04/05/2026
Der neue Energieausweis ab Mai 2026
Ab Mai 2026 treten in Deutschland bedeutende Änderungen bei den Energieausweisen in Kraft. Hintergrund ist die Umsetzung der EU-Gebäuderichtlinie (EPBD) in nationales Recht (voraussichtlich integriert in ein neues „Gebäudemodernisierungsgesetz“ oder eine GEG-Novelle).
Hier sind die wichtigsten Neuerungen für dich zusammengefasst:
1. Neue EU-weite Effizienzskala (A bis G)
Die bisherige deutsche Skala von A+ bis H wird abgeschafft und durch eine EU-weit einheitliche Skala von A bis G ersetzt.
Klasse A: Ist künftig echten Nullemissionsgebäuden vorbehalten.
Klasse G: Markiert die energetisch schlechtesten 15 % des nationalen Gebäudebestands.
Vergleichbarkeit: Ziel ist es, die Energieeffizienz über Ländergrenzen hinweg vergleichbar zu machen, ähnlich wie bei Elektrogeräten.

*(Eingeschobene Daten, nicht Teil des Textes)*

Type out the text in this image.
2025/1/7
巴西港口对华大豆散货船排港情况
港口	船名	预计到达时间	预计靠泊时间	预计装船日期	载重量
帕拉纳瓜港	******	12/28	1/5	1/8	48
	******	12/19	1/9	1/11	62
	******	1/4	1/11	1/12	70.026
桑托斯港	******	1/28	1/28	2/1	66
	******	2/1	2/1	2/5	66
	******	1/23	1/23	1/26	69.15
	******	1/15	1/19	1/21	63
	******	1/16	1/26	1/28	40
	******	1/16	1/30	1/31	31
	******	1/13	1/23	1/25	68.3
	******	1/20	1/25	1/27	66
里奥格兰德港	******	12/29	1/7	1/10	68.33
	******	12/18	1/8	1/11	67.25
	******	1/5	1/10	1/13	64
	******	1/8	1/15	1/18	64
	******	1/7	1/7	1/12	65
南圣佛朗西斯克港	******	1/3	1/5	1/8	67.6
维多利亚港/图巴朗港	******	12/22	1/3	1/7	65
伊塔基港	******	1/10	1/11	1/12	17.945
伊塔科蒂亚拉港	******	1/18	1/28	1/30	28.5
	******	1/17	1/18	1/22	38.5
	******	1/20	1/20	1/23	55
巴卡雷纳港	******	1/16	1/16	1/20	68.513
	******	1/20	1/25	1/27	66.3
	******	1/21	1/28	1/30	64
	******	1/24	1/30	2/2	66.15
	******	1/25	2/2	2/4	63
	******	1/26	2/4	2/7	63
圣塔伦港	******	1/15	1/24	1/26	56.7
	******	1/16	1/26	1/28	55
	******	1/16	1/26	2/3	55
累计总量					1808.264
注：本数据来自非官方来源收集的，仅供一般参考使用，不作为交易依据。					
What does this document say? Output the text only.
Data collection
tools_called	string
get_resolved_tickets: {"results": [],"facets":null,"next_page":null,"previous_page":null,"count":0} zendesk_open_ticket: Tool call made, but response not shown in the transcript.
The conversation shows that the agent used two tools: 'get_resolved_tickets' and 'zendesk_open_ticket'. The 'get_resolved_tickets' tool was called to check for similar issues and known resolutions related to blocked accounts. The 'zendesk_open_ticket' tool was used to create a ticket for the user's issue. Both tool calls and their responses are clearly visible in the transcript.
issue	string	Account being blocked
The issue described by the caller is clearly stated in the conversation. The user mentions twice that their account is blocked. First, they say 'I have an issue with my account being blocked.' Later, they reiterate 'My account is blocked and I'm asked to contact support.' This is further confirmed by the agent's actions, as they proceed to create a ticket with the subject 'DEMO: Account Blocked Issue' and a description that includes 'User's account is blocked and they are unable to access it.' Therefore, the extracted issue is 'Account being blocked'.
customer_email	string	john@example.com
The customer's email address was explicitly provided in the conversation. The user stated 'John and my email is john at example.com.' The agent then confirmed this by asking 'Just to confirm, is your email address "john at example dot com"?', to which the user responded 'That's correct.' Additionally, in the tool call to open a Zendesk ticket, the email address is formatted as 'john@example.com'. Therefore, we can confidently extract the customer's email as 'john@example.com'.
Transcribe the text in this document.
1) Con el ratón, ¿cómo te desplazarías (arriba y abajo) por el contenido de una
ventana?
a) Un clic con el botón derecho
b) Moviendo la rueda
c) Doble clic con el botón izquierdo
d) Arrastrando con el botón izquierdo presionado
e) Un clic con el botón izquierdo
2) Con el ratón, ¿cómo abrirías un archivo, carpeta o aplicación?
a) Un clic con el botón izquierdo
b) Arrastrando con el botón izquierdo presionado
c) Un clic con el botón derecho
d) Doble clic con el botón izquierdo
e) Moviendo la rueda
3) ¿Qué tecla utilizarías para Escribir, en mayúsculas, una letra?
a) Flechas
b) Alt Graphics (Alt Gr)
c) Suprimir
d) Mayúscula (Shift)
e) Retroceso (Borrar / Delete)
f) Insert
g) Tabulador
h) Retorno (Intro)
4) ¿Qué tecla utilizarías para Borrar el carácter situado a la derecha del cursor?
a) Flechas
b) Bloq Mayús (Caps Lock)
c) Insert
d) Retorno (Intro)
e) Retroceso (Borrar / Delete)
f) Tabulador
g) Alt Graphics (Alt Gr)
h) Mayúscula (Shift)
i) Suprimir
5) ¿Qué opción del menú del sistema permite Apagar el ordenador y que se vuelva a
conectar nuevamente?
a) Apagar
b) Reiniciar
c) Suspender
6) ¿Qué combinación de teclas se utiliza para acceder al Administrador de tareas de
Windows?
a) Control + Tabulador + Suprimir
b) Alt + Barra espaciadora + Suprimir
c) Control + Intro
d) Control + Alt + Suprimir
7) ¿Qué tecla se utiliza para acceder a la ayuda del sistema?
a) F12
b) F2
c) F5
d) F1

2. Erweiterte Vorlagepflichten
Die Pflicht, einen Energieausweis vorzulegen, wird deutlich ausgeweitet. Bisher war dies nur bei Verkauf, Neuvermietung oder Neubau nötig. Neu ab Mai 2026:
Mietvertragsverlängerungen: Auch wenn ein bestehender Mietvertrag verlängert wird, muss nun ein gültiger Energieausweis vorgelegt werden.
Größere Renovierungen: Bei umfassenden Sanierungen wird der Ausweis zur Pflicht, um den Vorher-Nachher-Effekt zu dokumentieren.
Öffentliche Gebäude: Die Aushangpflicht wird auf mehr Kategorien öffentlicher Gebäude ausgeweitet.
3. Mehr Details und Transparenz
Der Energieausweis wird von einem reinen Kennzahlen-Dokument zu einer Art „Mini-Sanierungsfahrplan“:
CO₂-Emissionen: Diese müssen künftig explizit ausgewiesen werden.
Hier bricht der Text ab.